This is a comprehensive deep learning course delivered entirely through Jupyter Notebooks, designed to teach neural network construction using TensorFlow 2.x. The curriculum follows a sequential-model-first pedagogy, introducing the Sequential API before moving to functional and subclassing approaches, and covers the full spectrum of model building from regression and classification through convolutional neural networks, natural language processing, and time series forecasting.
The course is structured around a checkpoint-based training workflow that saves the best model weights during training, enabling resumption and evaluation without retraining. It includes a transfer learning pipeline for reusing pre-trained model weights as feature extractors or fine-tuning later layers, and a mixed-precision training pipeline that accelerates training and reduces memory usage by combining 16-bit and 32-bit floating-point arithmetic. Models are exported in .h5 format for direct submission to the TensorFlow Developer Certificate exam platform.

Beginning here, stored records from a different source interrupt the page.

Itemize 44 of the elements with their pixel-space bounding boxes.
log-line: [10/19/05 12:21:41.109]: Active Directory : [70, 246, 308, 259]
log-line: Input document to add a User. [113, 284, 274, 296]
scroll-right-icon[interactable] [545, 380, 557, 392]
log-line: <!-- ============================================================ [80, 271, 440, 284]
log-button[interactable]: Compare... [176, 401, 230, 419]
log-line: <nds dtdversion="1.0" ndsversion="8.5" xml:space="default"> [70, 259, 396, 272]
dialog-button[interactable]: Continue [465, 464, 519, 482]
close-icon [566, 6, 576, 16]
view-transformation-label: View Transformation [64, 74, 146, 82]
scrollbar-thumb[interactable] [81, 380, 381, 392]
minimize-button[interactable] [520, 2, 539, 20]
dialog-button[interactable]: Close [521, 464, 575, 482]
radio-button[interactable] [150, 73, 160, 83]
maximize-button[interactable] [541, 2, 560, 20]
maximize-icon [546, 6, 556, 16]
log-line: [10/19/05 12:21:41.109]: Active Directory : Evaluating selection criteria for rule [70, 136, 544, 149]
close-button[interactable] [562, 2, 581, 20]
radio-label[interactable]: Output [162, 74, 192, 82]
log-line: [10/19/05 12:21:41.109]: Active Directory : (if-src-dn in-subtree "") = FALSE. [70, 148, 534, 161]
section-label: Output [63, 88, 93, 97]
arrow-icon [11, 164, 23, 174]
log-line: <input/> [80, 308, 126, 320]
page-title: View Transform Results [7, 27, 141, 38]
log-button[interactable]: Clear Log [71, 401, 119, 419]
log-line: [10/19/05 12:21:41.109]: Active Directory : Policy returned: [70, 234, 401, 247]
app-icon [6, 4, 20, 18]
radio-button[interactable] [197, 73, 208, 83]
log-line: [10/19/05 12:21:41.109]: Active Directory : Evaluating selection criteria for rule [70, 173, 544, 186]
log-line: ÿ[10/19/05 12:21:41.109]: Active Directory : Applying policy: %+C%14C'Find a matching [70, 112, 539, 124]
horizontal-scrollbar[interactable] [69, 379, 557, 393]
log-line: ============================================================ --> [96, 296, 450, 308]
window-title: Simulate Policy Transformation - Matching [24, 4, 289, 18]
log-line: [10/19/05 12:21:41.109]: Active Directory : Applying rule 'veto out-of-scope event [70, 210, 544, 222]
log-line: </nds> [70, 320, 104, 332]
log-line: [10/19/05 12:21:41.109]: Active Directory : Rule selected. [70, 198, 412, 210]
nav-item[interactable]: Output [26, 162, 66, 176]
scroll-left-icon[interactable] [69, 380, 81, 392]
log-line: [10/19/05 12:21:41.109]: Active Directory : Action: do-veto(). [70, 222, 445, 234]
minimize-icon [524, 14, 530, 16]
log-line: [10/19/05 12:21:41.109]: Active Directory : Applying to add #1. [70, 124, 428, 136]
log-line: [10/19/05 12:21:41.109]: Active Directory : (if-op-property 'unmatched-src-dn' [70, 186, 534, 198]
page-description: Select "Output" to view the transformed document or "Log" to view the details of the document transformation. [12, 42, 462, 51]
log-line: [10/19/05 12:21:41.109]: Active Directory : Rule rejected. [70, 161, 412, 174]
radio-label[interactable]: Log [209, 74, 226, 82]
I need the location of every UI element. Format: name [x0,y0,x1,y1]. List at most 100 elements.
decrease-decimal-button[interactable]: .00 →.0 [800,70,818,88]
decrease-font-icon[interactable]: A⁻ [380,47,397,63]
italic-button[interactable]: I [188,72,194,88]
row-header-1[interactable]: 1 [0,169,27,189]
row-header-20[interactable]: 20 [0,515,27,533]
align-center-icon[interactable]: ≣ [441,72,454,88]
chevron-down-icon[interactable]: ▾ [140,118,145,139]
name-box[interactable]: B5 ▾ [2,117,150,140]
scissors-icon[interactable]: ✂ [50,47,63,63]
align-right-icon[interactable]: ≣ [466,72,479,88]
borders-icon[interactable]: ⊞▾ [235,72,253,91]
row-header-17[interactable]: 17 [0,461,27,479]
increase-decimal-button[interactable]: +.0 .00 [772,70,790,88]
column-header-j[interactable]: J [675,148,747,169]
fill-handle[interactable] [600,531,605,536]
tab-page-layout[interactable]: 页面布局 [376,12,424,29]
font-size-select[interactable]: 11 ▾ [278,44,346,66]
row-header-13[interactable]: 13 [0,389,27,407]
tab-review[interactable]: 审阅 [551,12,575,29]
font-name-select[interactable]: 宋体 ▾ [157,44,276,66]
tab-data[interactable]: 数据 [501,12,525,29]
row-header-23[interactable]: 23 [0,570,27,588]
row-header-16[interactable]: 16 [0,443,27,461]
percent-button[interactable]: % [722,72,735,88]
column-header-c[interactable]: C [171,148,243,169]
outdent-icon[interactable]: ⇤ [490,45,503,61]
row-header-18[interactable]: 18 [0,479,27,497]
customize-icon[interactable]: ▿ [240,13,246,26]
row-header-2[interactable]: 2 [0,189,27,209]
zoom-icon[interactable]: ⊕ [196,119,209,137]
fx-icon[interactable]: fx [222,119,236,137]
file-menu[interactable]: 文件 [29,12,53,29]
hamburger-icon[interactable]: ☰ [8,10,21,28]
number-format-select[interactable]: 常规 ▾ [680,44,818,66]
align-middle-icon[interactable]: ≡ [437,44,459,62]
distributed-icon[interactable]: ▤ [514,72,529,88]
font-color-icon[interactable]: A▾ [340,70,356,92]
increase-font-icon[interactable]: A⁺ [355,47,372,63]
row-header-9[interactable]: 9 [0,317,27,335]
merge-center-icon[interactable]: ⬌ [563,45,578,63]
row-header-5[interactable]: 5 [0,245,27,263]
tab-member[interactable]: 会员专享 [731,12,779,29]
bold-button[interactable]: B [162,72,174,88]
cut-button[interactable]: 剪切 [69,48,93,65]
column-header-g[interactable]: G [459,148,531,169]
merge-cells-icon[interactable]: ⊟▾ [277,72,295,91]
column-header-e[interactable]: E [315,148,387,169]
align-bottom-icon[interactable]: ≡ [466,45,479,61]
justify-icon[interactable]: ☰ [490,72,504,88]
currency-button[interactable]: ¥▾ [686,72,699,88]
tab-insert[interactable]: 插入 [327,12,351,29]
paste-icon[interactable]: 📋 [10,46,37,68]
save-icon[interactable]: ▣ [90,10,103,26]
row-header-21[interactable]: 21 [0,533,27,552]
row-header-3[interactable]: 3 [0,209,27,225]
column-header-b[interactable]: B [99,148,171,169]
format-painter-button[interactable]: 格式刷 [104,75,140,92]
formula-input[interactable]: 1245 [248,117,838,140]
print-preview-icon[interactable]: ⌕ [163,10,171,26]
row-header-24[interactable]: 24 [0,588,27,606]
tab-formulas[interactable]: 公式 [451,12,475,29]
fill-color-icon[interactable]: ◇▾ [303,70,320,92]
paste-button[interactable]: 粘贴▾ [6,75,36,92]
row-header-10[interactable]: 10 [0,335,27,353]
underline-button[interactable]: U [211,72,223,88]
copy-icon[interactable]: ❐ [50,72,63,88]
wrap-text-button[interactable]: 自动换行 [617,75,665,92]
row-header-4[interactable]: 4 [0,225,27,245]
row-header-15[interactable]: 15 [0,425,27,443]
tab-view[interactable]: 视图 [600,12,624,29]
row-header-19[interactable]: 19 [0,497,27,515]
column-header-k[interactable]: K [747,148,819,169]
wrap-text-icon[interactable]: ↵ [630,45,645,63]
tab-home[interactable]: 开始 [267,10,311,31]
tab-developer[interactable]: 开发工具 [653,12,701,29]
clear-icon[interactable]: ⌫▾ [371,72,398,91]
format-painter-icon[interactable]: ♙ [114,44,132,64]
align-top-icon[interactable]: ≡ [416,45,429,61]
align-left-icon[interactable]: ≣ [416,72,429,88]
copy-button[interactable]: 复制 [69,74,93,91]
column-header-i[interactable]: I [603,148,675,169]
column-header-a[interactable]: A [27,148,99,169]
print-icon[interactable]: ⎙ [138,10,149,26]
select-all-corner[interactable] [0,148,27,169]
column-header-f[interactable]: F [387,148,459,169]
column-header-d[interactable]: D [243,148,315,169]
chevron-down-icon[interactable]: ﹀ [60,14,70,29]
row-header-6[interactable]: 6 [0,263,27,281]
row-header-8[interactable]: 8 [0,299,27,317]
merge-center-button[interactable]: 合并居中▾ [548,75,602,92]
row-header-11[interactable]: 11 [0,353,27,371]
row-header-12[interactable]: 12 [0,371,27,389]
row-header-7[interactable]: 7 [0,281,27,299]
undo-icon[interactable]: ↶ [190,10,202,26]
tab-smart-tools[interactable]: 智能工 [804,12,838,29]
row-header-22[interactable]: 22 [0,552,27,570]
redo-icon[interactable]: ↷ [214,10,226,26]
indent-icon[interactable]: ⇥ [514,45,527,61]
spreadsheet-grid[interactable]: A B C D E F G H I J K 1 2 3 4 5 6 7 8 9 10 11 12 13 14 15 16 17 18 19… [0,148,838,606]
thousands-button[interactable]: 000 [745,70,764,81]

The material covers building and training neural networks for image classification, text processing with embeddings and recurrent or transformer layers, and time series forecasting from sequential historical data. It also provides guidance on diagnosing common performance issues related to input shapes, datatypes, activation functions, and loss functions. The course includes study materials and practice exercises aligned with the official TensorFlow Developer Certificate exam objectives, along with instructions for configuring a local development environment to ensure hardware can train exam models within required time limits.